Aromatase inhibitors are an important class of drugs used to treat post-menopausal women with breast cancer. The ovaries stop producing estrogen during menopause, but other tissues continue to produce estrogen via the action of the enzyme aromatase on androgens produced by the adrenal glands. When aromatase activity is inhibited, estrogen levels in post-menopausal women can fall to dangerously low levels, causing growth arrest and/or apoptosis of hormone-responsive cancer cells. Letrozole and anastrozole are aromatase inhibitors that have been shown to be more effective than tamoxifen in the first-line treatment of post-menopausal women with breast cancer.
Exemestane is an irreversible aromatase inactivator that outperforms megestrol acetate in the treatment of tamoxifen-resistant metastatic breast cancer and does not appear to have the osteoporosis-promoting side effects of other drugs in this class. Amino-glutethimide inhibits aromatase and other enzymes involved in the synthesis of steroid hormones in the adrenal glands. It was once used to treat breast cancer, but more selective aromatase inhibitors have since taken its place. It's also used to treat hyper adrenocortical syndromes like Cushing's and hyper aldosteronism in adrenocortical carcinoma.
Analogs of Gonadotropin-Releasing Hormone (GnRH) can be used to induce chemical castration, or complete suppression of estrogen and progesterone production from the female ovaries or testosterone production from the male testes. This is due to a negative feedback effect caused by the constant stimulation of the pituitary gland by these hormones. Leuprorelin and goserelin are GnRH analogues that are primarily used to treat hormone-responsive prostate cancer. Because the initial endocrine response to GnRH analogues is actually hyper secretion of gonadal steroids, hormone receptor antagonists such as flutamide are commonly used to prevent a transient increase in tumor growth.

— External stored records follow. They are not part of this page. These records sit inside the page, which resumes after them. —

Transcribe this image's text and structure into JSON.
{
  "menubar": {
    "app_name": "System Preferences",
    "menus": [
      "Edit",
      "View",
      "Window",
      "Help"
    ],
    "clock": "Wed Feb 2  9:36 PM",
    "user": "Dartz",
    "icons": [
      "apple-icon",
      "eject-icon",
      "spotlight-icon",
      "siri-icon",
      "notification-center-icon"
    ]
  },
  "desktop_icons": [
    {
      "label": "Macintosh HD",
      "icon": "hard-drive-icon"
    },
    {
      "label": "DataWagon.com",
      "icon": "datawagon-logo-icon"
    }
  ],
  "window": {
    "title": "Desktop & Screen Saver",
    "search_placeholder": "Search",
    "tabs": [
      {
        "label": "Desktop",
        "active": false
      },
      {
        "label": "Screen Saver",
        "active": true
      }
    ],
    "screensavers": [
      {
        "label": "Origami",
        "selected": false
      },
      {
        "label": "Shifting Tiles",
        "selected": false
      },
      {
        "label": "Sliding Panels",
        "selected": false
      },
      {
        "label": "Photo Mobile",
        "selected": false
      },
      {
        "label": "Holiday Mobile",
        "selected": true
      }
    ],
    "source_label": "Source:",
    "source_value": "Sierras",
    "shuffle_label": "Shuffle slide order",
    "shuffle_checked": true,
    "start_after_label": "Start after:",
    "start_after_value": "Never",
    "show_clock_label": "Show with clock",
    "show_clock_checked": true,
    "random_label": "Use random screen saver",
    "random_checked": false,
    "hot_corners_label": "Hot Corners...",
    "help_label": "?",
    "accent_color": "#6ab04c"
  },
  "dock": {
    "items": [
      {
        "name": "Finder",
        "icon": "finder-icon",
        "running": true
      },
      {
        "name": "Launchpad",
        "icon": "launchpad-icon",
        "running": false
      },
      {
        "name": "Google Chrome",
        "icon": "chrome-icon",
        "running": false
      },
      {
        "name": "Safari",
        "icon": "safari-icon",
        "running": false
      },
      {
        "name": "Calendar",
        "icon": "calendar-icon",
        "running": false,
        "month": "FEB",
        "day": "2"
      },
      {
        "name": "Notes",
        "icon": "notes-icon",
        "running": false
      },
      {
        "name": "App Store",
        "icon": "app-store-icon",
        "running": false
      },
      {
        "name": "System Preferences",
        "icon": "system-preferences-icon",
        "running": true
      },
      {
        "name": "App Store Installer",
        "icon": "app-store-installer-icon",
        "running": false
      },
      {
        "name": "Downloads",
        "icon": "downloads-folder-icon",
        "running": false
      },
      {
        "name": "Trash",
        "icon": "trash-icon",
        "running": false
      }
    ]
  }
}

Analogs of Gonadotropin-Releasing Hormone (GnRH) can be used to induce chemical castration, which is the complete suppression of estrogen and progesterone production from the female ovaries or testosterone production from the male testes. This is due to a negative feedback effect of these hormones continuous stimulation of the pituitary gland. GnRH analogues leuprorelin and goserelin are primarily used to treat hormone-responsive prostate cancer. Because the initial endocrine response to GnRH analogues is actually gonadal steroid hyper secretion, hormone receptor antagonists such as flutamide are commonly used to prevent a transient increase in tumor growth. The Interferon’s and cytokines, which stimulate the immune system, have been used to treat specific cancers, including renal cell carcinoma and melanoma.